When I was in my late teens I wrote a short story for my church newsletter. The title of the story was “Unstable.” It followed a young woman dealing with the struggles of being tempted and navigating her social space in the church as well as wanting to experience life yet wanting to “live for God” aka follow the rules of the church to the letter. Melanie, the protagonist was based on me, and I pulled characterization from my imagination and loose representations of people in my youth group. I remember that the story was released in segments because the newsletter could only be kept to a limited page amount.


When each bit was released, my friends and those a few years younger came rushing to me begging for a preview of the next segment. People tried to guess who I based characters off of and wanted to know if I would turn it into an audio series. “ I want to be Dawson,” someone stated. “ I’ll be Melanie” another person chimed in. I remember thinking “ this is what it feels like to be an actual writer.” I had so many ideas, I wanted to write a collection of stories based on the varying perspectives of the characters in Unstable. I wanted to put them in graphic novel form.
I wanted to create a youth magazine highlighting a specific young person with an in depth interview and a Q&A section about topics that were hard to discuss in the mediums with which we were provided etc.


I would rush through homework assignments so I could work on ideas and create possible storylines. I found myself however taking pains to create stories that felt “safe.” I wanted desperately to write about sex and spirituality outside of the confines of Biblical ideology and desire beyond church teachings. However I knew that “Unstable” was as “edgy” as I could get.


I wrote secret stories and ripped them up because I knew once the Pastor read them, I would be reprimanded or even thrown out of the church.  In a bittersweet unexpected turn of events, the pastor informed me I was not allowed to distribute anything outside of what was submitted to the newsletter. Shortly after the final installment of “Unstable” was published, the newsletter was discontinued altogether. I remember the desire I had to write consuming me and I convinced myself I should give up any notion to write about taboo topics. So I wrote songs and poems and stories about God that I shared with friends and family. I also wrote dark stories, and love songs and poetry about depression that I kept hidden and eventually threw out.


Fast forward about six years or so later when I left the church, one of my first thoughts was “ I can finally write without fear, I can write my stories without a filter.” Yet I did not really realize that over twenty years of mental conditioning would have such an elongated visceral effect on my  creative psyche. Much of the material that inspires my writing is rooted in the experience of having been raised in an extremely strict environment that also was my community, and for a time, a place I willingly participated in and wanted desperately to be embraced by.

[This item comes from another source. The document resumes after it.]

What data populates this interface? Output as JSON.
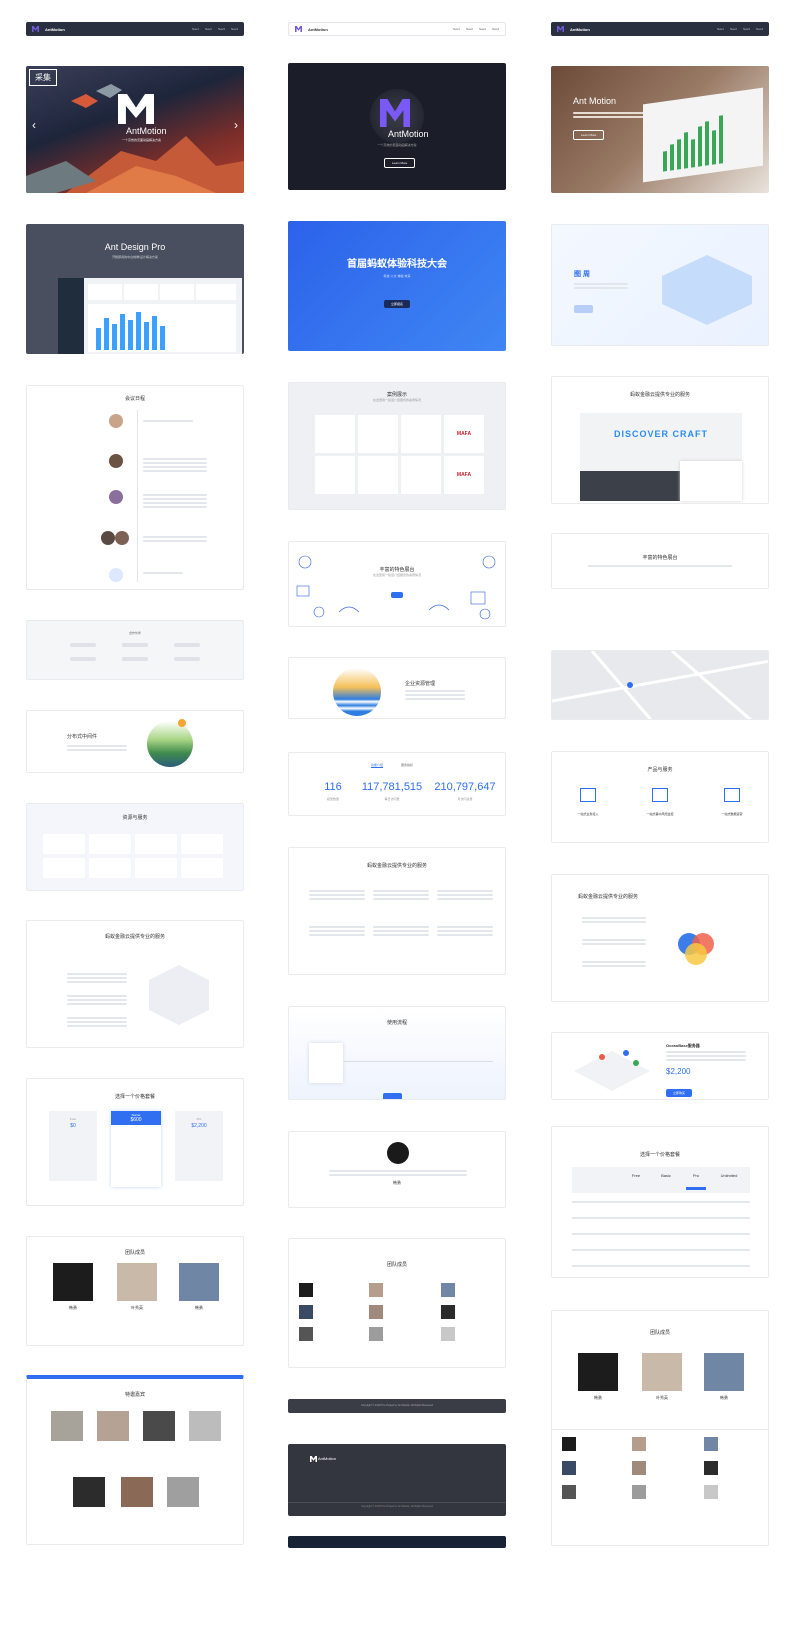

The complexities of these intersections has been my excuse to not go deep and reveal the effects they present. I have once again recreated and repackaged that familiar fear.  Recently I reflected on several black women who are creating art in their various avenues who have a similar background to mine. Ava Duvernay went to a catholic school from elementary school until high school graduation, Michaela Coel attended a Pentecostal church for four years and Angel Haze was raised in one. All of these women have discussed how these experiences have shaped the way they create their art. It is not a source which should be shunned or rejected. I have pages both physical and those in my mind displaying these experiences and those I have had which would have made the young girl who wrote Unstable blush ( or she might have been proud) due to the brashness of their content.


These stories breathe heartbeats. So I will share them, even though they are uncomfortable and some are taboo, but life is all of that and more.